I don't know when GM added the balance shaft to the 4.3L. As for the marine camshaft, no. The camshaft was usually spec'd by the company marinizing the engine and was a custom grind.
Not sure that's the case, much debate on the boating forums, I'd love to see specs.
Other differences between marine and auto are composite or ss head gasket and brass core plugs. By 2001 the blazer block had both. The block drains are on the auto block as well. Balance shaft engines came out in 92, vortec in 96.
 
Since it’s a high mileage engine, I’d entertain Maxlife 20w50 if you can still find it otherwise just a 15w40.
 
I sometimes think we overthink oil in these motors. 4800RPMs is max assuming you have the correct prop on it with operating temps very low compared to on-road versions.
 
I sometimes think we overthink oil in these motors. 4800RPMs is max assuming you have the correct prop on it with operating temps very low compared to on-road versions.
It's not so much RPM or temp that causes us to overthink, it's load. Marine engines are subject to MUCH greater loads than automotive, and must endure these loads throughout it's service life.

Also, coolant temp and oil temp are not correlating.
 
It's not so much RPM or temp that causes us to overthink, it's load. Marine engines are subject to MUCH greater loads than automotive, and must endure these loads throughout it's service life.
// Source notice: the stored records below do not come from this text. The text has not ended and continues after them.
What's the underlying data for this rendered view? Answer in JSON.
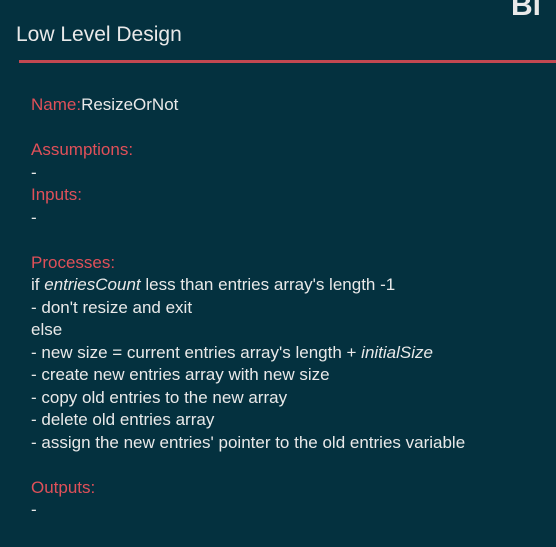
{
  "header": {
    "logo_fragment": "Bl",
    "title": "Low Level Design"
  },
  "colors": {
    "background": "#04313f",
    "accent": "#c24851",
    "label": "#e05059",
    "text": "#e9e9e9"
  },
  "name": {
    "label": "Name:",
    "value": "ResizeOrNot"
  },
  "assumptions": {
    "label": "Assumptions:",
    "value": "-"
  },
  "inputs": {
    "label": "Inputs:",
    "value": "-"
  },
  "processes": {
    "label": "Processes:",
    "if_prefix": "if ",
    "if_var": "entriesCount",
    "if_suffix": " less than entries array's length -1",
    "dont_resize": "- don't resize and exit",
    "else": "else",
    "new_size_prefix": "- new size = current entries array's length + ",
    "new_size_var": "initialSize",
    "create": "- create new entries array with new size",
    "copy": "- copy old entries to the new array",
    "delete": "- delete old entries array",
    "assign": "- assign the new entries' pointer to the old entries variable"
  },
  "outputs": {
    "label": "Outputs:",
    "value": "-"
  }
}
Also, coolant temp and oil temp are not correlating.
Disagree. Prop will slip long before you bog the motor with load, even a Bravo 4 blade SS 14.5x19 pitch, with the exhaust holes fully closed, will slip before a 4.3 gets loaded down. You might be able to load one with a 3 blade 21 pitch, but that is probably not the correct prop for your boat if it has a 4.3 motor.
You don't "load" 4.3s, they come in boats that weigh 2K and 21 ft or less.
 
Disagree. Prop will slip long before you bog the motor with load, even a Bravo 4 blade SS 14.5x19 pitch, with the exhaust holes fully closed, will slip before a 4.3 gets loaded down. You might be able to load one with a 3 blade 21 pitch, but that is probably not the correct prop for your boat if it has a 4.3 motor.
You don't "load" 4.3s, they come in boats that weigh 2K and 21 ft or less.
Ummmm ... very good point about the slip but would disagree to suggest or maybe imply a marine engine has the same load as a vehicle with wheels if I am understanding your post. But I think you maybe suggesting physical bogging down of the engine by improper propeller, vs the high load of pushing a barge (boat) through water. MeCruiser does note the tremendous load marine engines are under.
Oil temps will run far hotter, also taking into account the high RPMs and huge gas consumption compared to a car..

Also the 2,000 lb weight you mention is too light, A 21ft Chaparral from the factory with this engine weighs in at 3,100 lbs dry weight.
Throw in a full tank of gas 240 lbs, plus the boat has a passenger capacity of 1,600 lbs. You can be pushing close to 5000 lbs.

These engines are also used in twin configurations for boats weighing twice the dry weight mentioned above.